Der Schnitt/Die Kamera:
Hier war kein Künstler am Werk, sondern ein biederer Handwerker. Wenn das (Musik-)Videofilmerschnitte sein sollen, dann ist damit kein Award zu gewinnen. Der Cut trägt wesentlich dazu bei, daß man sich beim Betrachten fühlt wie ein Bustourist auf einer Schlaglochpiste. Hier holpert einfach alles.
Als Ersatz gibts aber unterschiedliche Aufnahmeformen zu sehen, körnige Bilder wie durch eine Videokamera, wenn man durch Reeves Augen blickt und schmierige (bzw. verwischte) Aufnahmen, wenn es um Spaders Vergangenheit geht. Die körnigen Bilder sind sinnlos, da Reeves keine Kamera hat und die schmierigen werden so oft wiederholt, daß sie nur noch nerven. Ansonsten ist die Kamera hier wieder schön statisch und so einfallsreich wie eine Schulklasse Tiefschläfer.
Die Musik:
Spitze, Leute! Hin und wieder klingt da doch wirkich ein klasse Song auf und da und dort ist auch der Originalscore von Marco Beltrami zu hören. Schade nur, daß er fast in KEINEM Fall zu der jeweiligen Szene passen will. Das hat nicht nur der unfähige Schnitt verhunzt; wer hier unterlegt hat, gehört gefoltert. Erhöht das Sehvergnügen natürlich enorm, wenn Bild und Musik offensichtlich asynchron laufen und wirken.
Die Action/Der Showdown:
Viele hysterisch heulende Polizeiautos und diverse überflüssige Crashs, die schon bei Starsky und Hutch lächerlich gewirkt hätten, machen noch keinen Actionfilm. Es wird viel verfolgt und hinterhergelaufen (meist in düster-diffusen Hinterhof/Slumecken, wo es keine Drehgebühr kostet), ohne daß je was für die Handlung dabei herauskommt und das alles ist von einer Güteklasse, die man schnell wieder vergißt. Zum Schluß gibts die große Konfrontation, statisch, stückhaft, ungelenkig. Eine malerisch schlechte, computeranimierte Explosion und ein Höhepunkt, der keiner ist, weil keiner weiß, warum Reeves im entscheidenden Moment wartet, bis Spader ihn anschießt. Vielleicht ist er so nett und will verbrennen, was er dann ja auch tut.
Die Regie:
Diese Kaspernase (aka: Joe Charbanic), die das hier verbrochen hat, müßte lebenslänglich Spielfilmverbot bekommen. Allein die Frechheit, während einer Autoverfolgungsjagd mit Streifenwagen unter der Hochbahn von Chicago, ein Manöver fahren zu lassen, daß in Ausführung, Wirkung und Einstellung samt und sonders aus "Blues Brothers" geklaut ist, verdient zwanzig Stockhiebe auf die nackten Fußsohlen.

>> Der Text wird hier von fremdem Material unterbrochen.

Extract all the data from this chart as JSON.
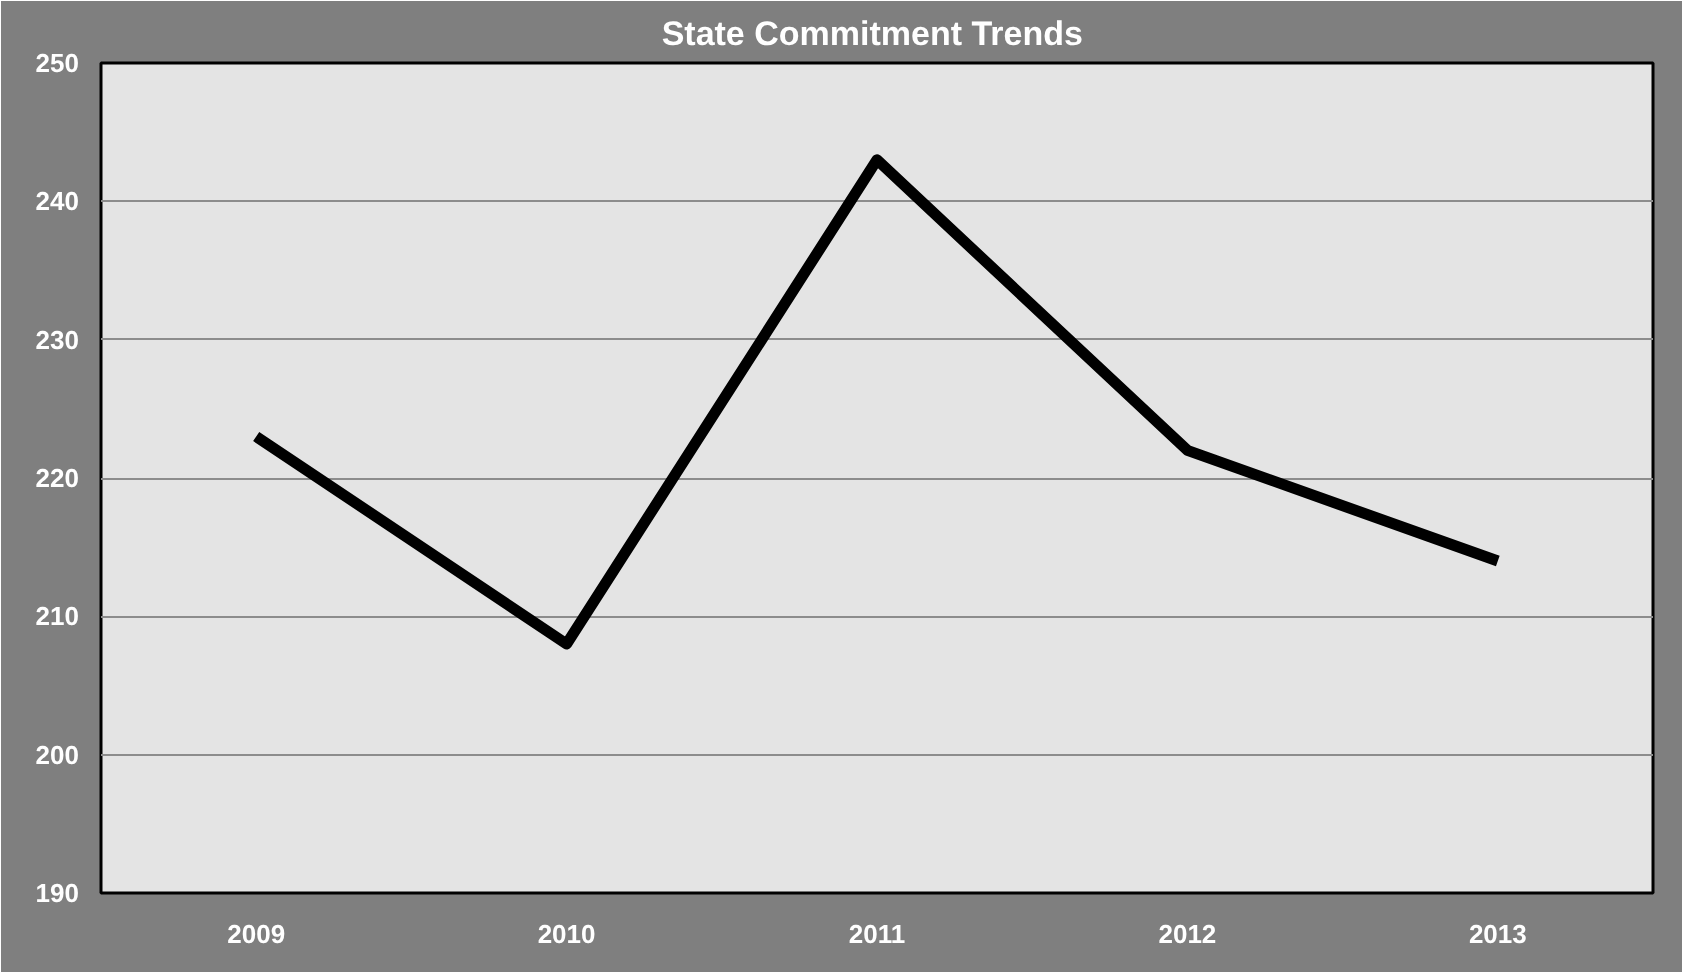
{
  "chart_data": {
    "type": "line",
    "title": "State Commitment  Trends",
    "categories": [
      "2009",
      "2010",
      "2011",
      "2012",
      "2013"
    ],
    "series": [
      {
        "color": "#000000",
        "values": [
          223,
          208,
          243,
          222,
          214
        ]
      }
    ],
    "ylim": [
      190,
      250
    ],
    "yticks": [
      190,
      200,
      210,
      220,
      230,
      240,
      250
    ],
    "grid": "y"
  }
}
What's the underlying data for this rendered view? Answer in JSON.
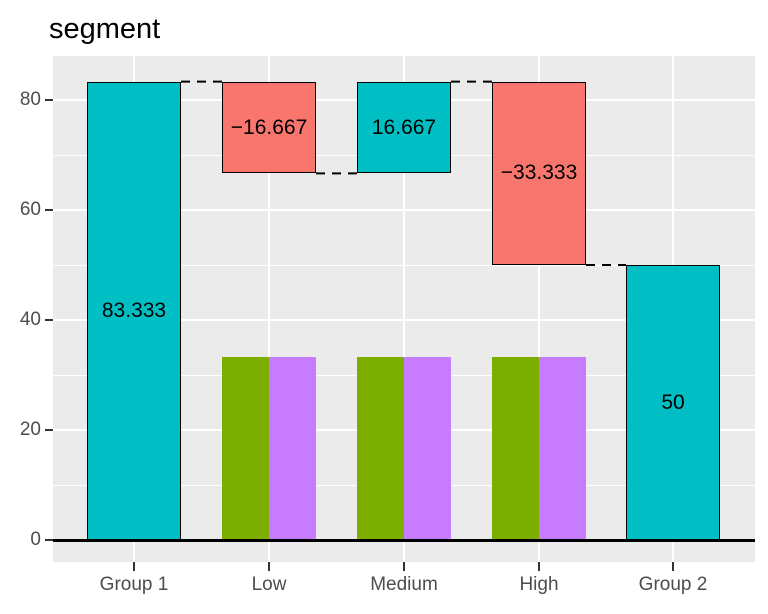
{
  "style": {
    "panel_bg": "#EBEBEB",
    "grid_color": "#FFFFFF",
    "axis_text_color": "#4D4D4D",
    "tick_color": "#333333",
    "title_color": "#000000",
    "bar_outline_color": "#000000",
    "value_label_color": "#000000",
    "baseline_color": "#000000",
    "connector_color": "#000000"
  },
  "chart_data": {
    "type": "bar",
    "subtype": "waterfall",
    "title": "segment",
    "xlabel": "",
    "ylabel": "",
    "categories": [
      "Group 1",
      "Low",
      "Medium",
      "High",
      "Group 2"
    ],
    "y_major_ticks": [
      0,
      20,
      40,
      60,
      80
    ],
    "y_tick_labels": [
      "0",
      "20",
      "40",
      "60",
      "80"
    ],
    "y_minor_gridlines": [
      10,
      30,
      50,
      70
    ],
    "ylim": [
      -4,
      88
    ],
    "grid": true,
    "legend_position": "none",
    "waterfall_segments": [
      {
        "category": "Group 1",
        "start": 0,
        "end": 83.333,
        "value": 83.333,
        "value_label": "83.333",
        "fill": "#00BFC4"
      },
      {
        "category": "Low",
        "start": 83.333,
        "end": 66.667,
        "value": -16.667,
        "value_label": "−16.667",
        "fill": "#F8766D"
      },
      {
        "category": "Medium",
        "start": 66.667,
        "end": 83.333,
        "value": 16.667,
        "value_label": "16.667",
        "fill": "#00BFC4"
      },
      {
        "category": "High",
        "start": 83.333,
        "end": 50,
        "value": -33.333,
        "value_label": "−33.333",
        "fill": "#F8766D"
      },
      {
        "category": "Group 2",
        "start": 0,
        "end": 50,
        "value": 50,
        "value_label": "50",
        "fill": "#00BFC4"
      }
    ],
    "sub_bars": [
      {
        "category": "Low",
        "start": 0,
        "end": 33.333,
        "left_fill": "#7CAE00",
        "right_fill": "#C77CFF"
      },
      {
        "category": "Medium",
        "start": 0,
        "end": 33.333,
        "left_fill": "#7CAE00",
        "right_fill": "#C77CFF"
      },
      {
        "category": "High",
        "start": 0,
        "end": 33.333,
        "left_fill": "#7CAE00",
        "right_fill": "#C77CFF"
      }
    ],
    "connectors": [
      {
        "from": "Group 1",
        "to": "Low",
        "level": 83.333
      },
      {
        "from": "Low",
        "to": "Medium",
        "level": 66.667
      },
      {
        "from": "Medium",
        "to": "High",
        "level": 83.333
      },
      {
        "from": "High",
        "to": "Group 2",
        "level": 50
      }
    ],
    "baseline_level": 0
  }
}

Wo immer er jetzt gerade sein mag, laßt ihn da nicht weg.
Und gebt ihm nichts zu tun.
Und nicht so viel zu essen.
Und auf gar keinen Fall irgendwelches Geld, damit er noch mal so was verbrechen kann.
Fazit: Ganz klarer Fall von Pupillenvergewaltigung und absolut qualitätsfrei. Und scheiße. (1,5/10)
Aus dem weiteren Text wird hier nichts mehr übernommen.